Великое сидение, стр. 69

– Митька, ты про кулачки писал?

– Ага.

– И я тоже.

– Пиши, Гавря, про что хошь, только не жалобься. Прознают – попадет за жалобу, – предупреждал товарища по навигацкому учению Митька Шорников, сын бывшего петербургского гостинодворского купца. – Пиши, что до всего любопытно и нисколь жить не голодно.

– Пока письмо до дома дойдет, мы все тут, отощамши, околеем, – уныло вздохнул Гавря.

– Авось и с проголодью тож обвыкнемся. Пиши, что ладно все.

И Гавря продолжал писать:

«В судебную палату нас водили и там показывали статуйного человека над дверьми: вырезано из камня изображением женского полу, в образе Правды. А глаза платком завязаны, чтоб не видела ничего, и в одной руке держит весы, а в другой меч. А близко того дворца на море стояла галера и на ней галиоты, кои осуждены в вечную работу.

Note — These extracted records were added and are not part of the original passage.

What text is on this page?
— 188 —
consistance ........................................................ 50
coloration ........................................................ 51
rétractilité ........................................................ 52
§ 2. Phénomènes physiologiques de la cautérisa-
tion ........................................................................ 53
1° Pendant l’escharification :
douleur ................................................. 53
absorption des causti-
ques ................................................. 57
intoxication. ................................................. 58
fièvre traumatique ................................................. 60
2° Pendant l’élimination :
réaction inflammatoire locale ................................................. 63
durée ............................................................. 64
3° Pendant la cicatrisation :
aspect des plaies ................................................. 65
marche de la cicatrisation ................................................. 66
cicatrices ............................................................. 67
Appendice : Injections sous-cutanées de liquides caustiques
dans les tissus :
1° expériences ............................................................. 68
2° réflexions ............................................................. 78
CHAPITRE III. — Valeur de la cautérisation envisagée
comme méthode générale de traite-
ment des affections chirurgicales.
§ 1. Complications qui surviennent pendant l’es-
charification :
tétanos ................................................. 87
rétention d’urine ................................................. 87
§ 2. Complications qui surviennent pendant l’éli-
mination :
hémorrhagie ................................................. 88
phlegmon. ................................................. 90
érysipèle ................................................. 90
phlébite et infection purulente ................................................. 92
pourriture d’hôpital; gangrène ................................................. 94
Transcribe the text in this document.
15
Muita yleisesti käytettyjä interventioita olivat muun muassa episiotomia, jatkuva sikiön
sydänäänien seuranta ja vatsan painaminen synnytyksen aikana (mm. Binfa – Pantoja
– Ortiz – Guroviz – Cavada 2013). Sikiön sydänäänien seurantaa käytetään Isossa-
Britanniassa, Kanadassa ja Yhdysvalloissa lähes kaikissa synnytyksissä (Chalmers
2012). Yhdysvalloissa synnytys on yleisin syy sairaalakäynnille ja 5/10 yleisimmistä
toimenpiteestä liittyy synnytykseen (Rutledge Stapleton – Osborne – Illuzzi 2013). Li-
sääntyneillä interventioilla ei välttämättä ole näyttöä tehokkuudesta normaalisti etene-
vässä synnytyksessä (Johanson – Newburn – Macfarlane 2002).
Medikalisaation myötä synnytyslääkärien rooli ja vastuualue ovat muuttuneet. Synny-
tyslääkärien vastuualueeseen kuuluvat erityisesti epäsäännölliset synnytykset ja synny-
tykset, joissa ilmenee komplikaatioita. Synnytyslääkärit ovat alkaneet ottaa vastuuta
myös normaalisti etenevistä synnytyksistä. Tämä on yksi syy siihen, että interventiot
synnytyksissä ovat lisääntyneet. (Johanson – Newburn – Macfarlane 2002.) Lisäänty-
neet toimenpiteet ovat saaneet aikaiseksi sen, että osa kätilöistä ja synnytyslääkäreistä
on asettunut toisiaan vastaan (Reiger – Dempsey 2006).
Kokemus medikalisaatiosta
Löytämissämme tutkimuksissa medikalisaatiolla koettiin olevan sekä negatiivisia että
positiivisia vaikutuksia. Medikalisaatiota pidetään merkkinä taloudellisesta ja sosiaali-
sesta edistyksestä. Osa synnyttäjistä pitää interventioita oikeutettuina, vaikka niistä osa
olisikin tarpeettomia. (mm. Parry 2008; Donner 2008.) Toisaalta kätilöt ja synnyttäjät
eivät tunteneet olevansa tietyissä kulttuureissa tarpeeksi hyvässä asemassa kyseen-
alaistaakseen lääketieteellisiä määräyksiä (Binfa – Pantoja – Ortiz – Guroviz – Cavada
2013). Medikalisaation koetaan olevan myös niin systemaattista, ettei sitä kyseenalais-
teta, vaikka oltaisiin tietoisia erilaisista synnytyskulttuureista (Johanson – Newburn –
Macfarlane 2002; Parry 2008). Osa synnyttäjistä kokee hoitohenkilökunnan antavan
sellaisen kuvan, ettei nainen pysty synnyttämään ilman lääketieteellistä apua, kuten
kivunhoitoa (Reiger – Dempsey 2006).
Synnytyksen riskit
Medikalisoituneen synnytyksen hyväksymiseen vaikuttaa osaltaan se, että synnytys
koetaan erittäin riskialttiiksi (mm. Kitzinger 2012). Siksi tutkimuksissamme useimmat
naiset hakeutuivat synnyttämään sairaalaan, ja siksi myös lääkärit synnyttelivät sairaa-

У площади стоят предивного строения дома разных прокураторей и при них изрядные лавки, в коих продаются сладкие сахары и напитки: чекулаты, кафы, лимонаты, и табак дымовой и носовой. А до Венеции видели город Ульмунц. Там на воротах ратуши часы бьют перечасье музыкальным согласием, и в то время вырезанные из дерева куклы под названием марионеты, бьют в колокола руками, как живые люди, а двое в трубы трубят. Все это, маменька, зело предивно и смотреть можно глаз не оторвамши. И монастырь есть, где монахи носят серые одежды из сермяжного сукна и ходят босы, а мяса никогда не едят.

(«Тоже и мы его почти не едим», – горестно подумал сочинитель письма, но о том ни словом не обмолвился.)

Бороду те монахи никогда не бреют, кроме воды, ничего не пьют и живут по одному в келье. На них смотреть не лестно, и больше ничего описать не могу. Обсказал обо всем, как дорогая и бесценная маменька наказывала мне, всегда и во всем покорному своему сынишке Гаврюшке.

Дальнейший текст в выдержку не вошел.